L’Union démocratique du Cameroun alerte sur l’absence prolongée du chef de l’État et formule des propositions pour sécuriser les institutions
Parti du Cameroun le 7 juin 2026 pour un séjour privé en Europe, le président Paul Biya n’a toujours pas fait son retour dans le pays. Le communiqué officiel, émis par le Cabinet civil, se contente d’indiquer son départ de Yaoundé sans préciser sa destination ni la durée de son absence. Cependant, des informations convergentes confirment qu’il se trouve actuellement en Suisse pour des raisons non divulguées. Plus de quarante jours après son départ, aucune communication officielle n’a été relayée par la présidence, rendant la situation d’autant plus opaque.
Cette absence prolongée suscite de vives interrogations au sein de la population et des acteurs politiques camerounais. La présidente de l’Union démocratique du Cameroun (UDC), Patricia Tomaino Ndam Njoya, a exprimé publiquement son inquiétude quant à cette situation exceptionnelle. Dans un communiqué, elle dénonce le silence entourant le chef de l’État et souligne l’importance de garantir la stabilité des institutions publiques.

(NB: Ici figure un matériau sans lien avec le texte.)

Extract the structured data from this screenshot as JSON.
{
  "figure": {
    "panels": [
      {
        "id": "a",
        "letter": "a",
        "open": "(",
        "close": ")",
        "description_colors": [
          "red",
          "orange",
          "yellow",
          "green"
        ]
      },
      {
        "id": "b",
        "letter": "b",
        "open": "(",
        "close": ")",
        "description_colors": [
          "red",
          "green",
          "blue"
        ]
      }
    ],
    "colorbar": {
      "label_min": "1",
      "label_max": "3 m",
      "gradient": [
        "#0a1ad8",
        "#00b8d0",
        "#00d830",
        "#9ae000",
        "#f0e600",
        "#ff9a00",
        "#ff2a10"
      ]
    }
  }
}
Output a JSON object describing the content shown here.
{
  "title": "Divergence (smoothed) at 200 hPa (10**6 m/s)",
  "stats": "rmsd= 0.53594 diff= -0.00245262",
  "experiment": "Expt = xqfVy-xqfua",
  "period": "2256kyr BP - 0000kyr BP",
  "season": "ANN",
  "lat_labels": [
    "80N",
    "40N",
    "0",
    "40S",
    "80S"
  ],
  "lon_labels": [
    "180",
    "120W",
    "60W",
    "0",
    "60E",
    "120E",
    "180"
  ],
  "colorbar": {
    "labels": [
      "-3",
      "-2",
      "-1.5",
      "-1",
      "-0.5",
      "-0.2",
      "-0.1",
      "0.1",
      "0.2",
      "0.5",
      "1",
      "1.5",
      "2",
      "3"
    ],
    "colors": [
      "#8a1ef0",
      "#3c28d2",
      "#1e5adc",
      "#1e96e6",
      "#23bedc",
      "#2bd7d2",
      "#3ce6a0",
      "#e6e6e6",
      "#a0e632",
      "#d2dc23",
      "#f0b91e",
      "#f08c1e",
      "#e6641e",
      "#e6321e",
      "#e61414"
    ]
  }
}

Des recommandations pour renforcer la transparence et la continuité de l’action publique
Face à cette absence prolongée, l’UDC a formulé plusieurs propositions pour encadrer juridiquement ce type de situation et éviter tout dysfonctionnement institutionnel. Parmi les mesures avancées :
- L’adoption de règles précises et de délais stricts pour les absences prolongées du président de la République ;
- La mise en place d’un mécanisme transparent pour informer régulièrement la nation et le Parlement ;
- La publication d’une délégation expresse des fonctions présidentielles en cas de besoin, selon les dispositions constitutionnelles ;
- L’établissement d’une procédure impartiale pour constater un empêchement temporaire ou définitif ;
- La prévention des risques de blocage institutionnel au sommet de l’État.
Ces propositions s’appuient sur la révision constitutionnelle du 14 avril 2026, qui prévoit notamment la nomination d’un vice-président de la République. Un poste toujours vacant à ce jour, malgré la nécessité de renforcer la continuité de l’action publique.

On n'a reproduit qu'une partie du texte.